The first subject Waide wanted tackle when we interviewed him was that the media has ramped up the exorcism a lot over the years. One example of this that Waide gave us is the show Destination America did on the house where Ronald Hunkeler, the original name of the 13 year old boy involved in the St. Louis exorcism, stayed at while he was in St. Louis. Although the exorcism took place in Alexian Brothers Hospital, the people on the show portrayed it differently.
A photograph of the house (above) is pictured on Destination America’s website with the title, “The suburban home in St. Louis where the attempted exorcism of Ronald Doe took place.” The picture was darkened and contrasted in order to make the house look ominous and perhaps eerie. When the house is seen in unmanipulated lighting (below), it looks like an ordinary home.
In addition, the title of the picture on Destination America was inaccurate because no part of the exorcism actually took place in the home. “Ronald Doe,” A.K.A Ronald Hunkeler, only slept in this room while he was in St. Louis.
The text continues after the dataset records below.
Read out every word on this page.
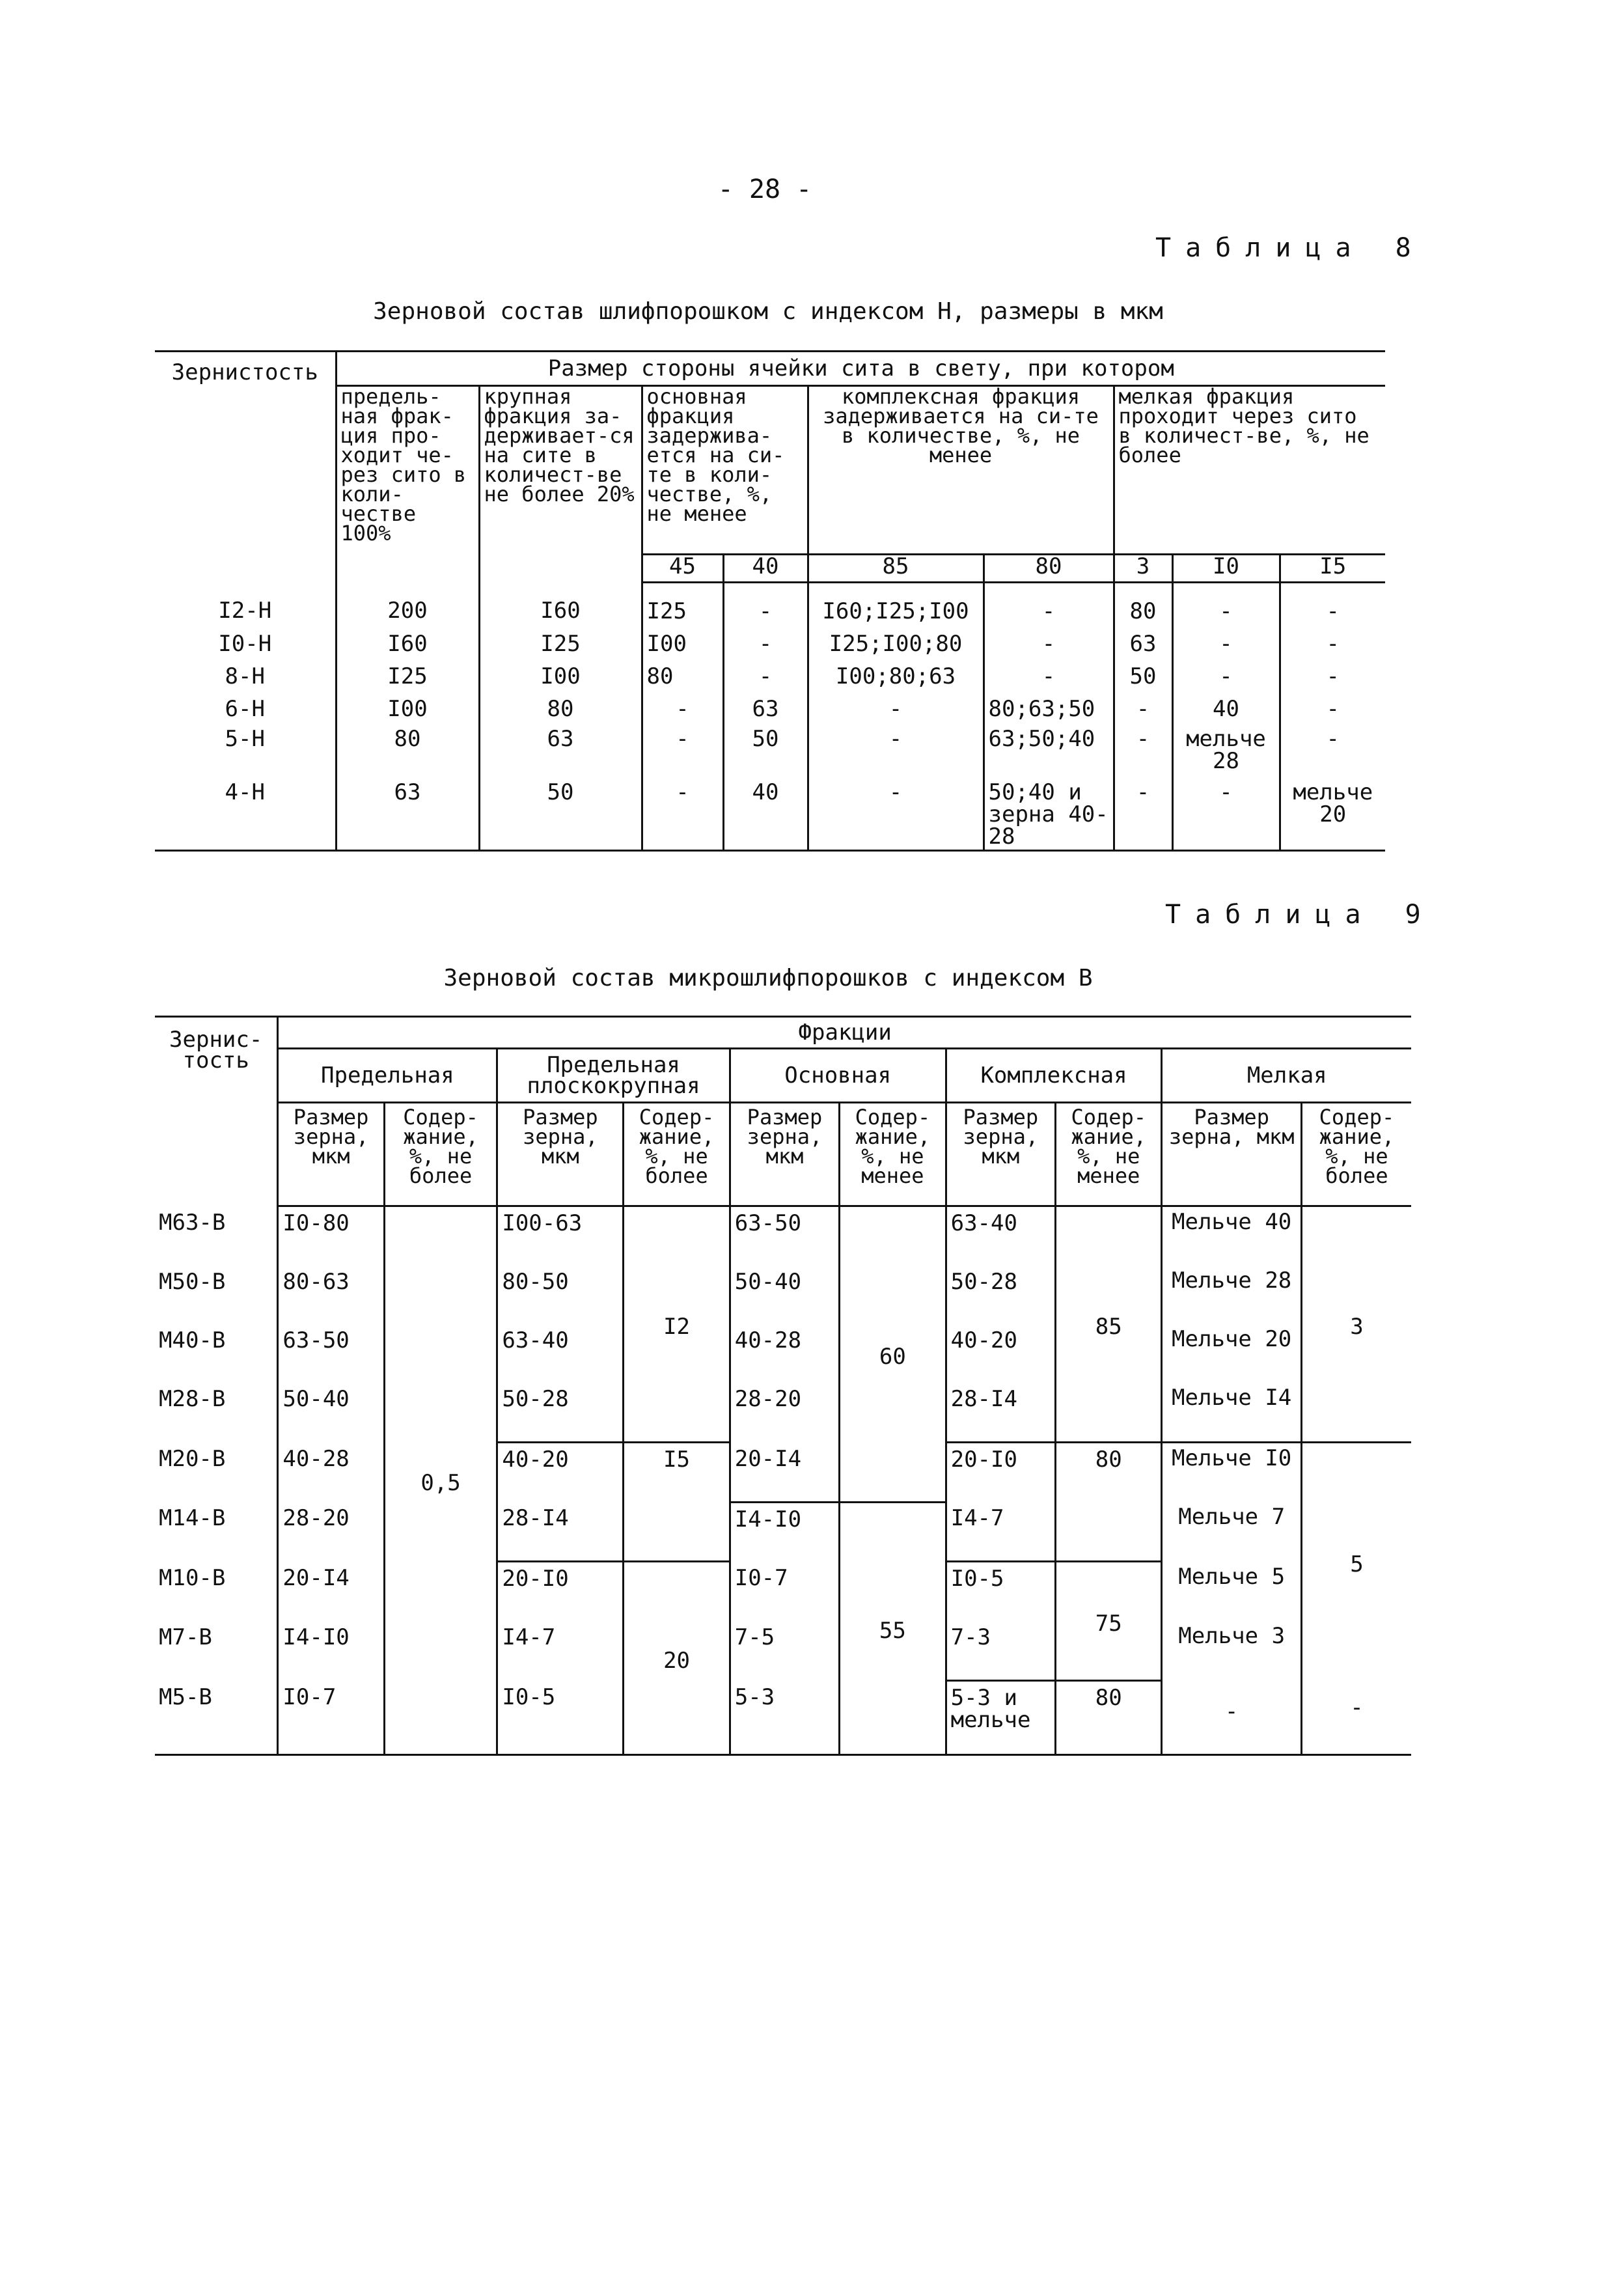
- 28 -
Таблица 8
Зерновой состав шлифпорошком с индексом Н, размеры в мкм
Зернистость	Размер стороны ячейки сита в свету, при котором								
	предель-ная фрак-ция про-ходит че-рез сито в коли-честве 100%	крупная фракция за-держивает-ся на сите в количест-ве не более 20%	основная фракция задержива-ется на си-те в коли-честве, %, не менее		комплексная фракция задерживается на си-те в количестве, %, не менее		мелкая фракция проходит через сито в количест-ве, %, не более		
			45	40	85	80	3	I0	I5
I2-Н	200	I60	I25	-	I60;I25;I00	-	80	-	-
I0-Н	I60	I25	I00	-	I25;I00;80	-	63	-	-
8-Н	I25	I00	80	-	I00;80;63	-	50	-	-
6-Н	I00	80	-	63	-	80;63;50	-	40	-
5-Н	80	63	-	50	-	63;50;40	-	мельче 28	-
4-Н	63	50	-	40	-	50;40 и зерна 40-28	-	-	мельче 20
Таблица 9
Зерновой состав микрошлифпорошков с индексом В
Зернис-тость	Фракции									
	Предельная		Предельная плоскокрупная		Основная		Комплексная		Мелкая	
	Размер зерна, мкм	Содер-жание, %, не более	Размер зерна, мкм	Содер-жание, %, не более	Размер зерна, мкм	Содер-жание, %, не менее	Размер зерна, мкм	Содер-жание, %, не менее	Размер зерна, мкм	Содер-жание, %, не более
М63-В	I0-80	0,5	I00-63	I2	63-50	60	63-40	85	Мельче 40	3
М50-В	80-63		80-50		50-40		50-28		Мельче 28	
М40-В	63-50		63-40		40-28		40-20		Мельче 20	
М28-В	50-40		50-28		28-20		28-I4		Мельче I4	
М20-В	40-28		40-20	I5	20-I4		20-I0	80	Мельче I0	5
М14-В	28-20		28-I4		I4-I0	55	I4-7		Мельче 7	
М10-В	20-I4		20-I0	20	I0-7		I0-5	75	Мельче 5	
М7-В	I4-I0		I4-7		7-5		7-3		Мельче 3	
М5-В	I0-7		I0-5		5-3		5-3 и мельче	80	-	-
The 1949 exorcism is certainly among the most notorious pieces of history regarding religion, and especially Christianity, in St. Louis. Nationwide, people are familiar with the story of 12 year old Regan from the 1973 movie The Exorcist and associate Saint Louis University with the healing of a possessed child. It is important because both William Peter Blatty's 1971 book and the movie adaptation are based off the real events that brought many to focus on St. Louis as a city with rich and fascinating religious background.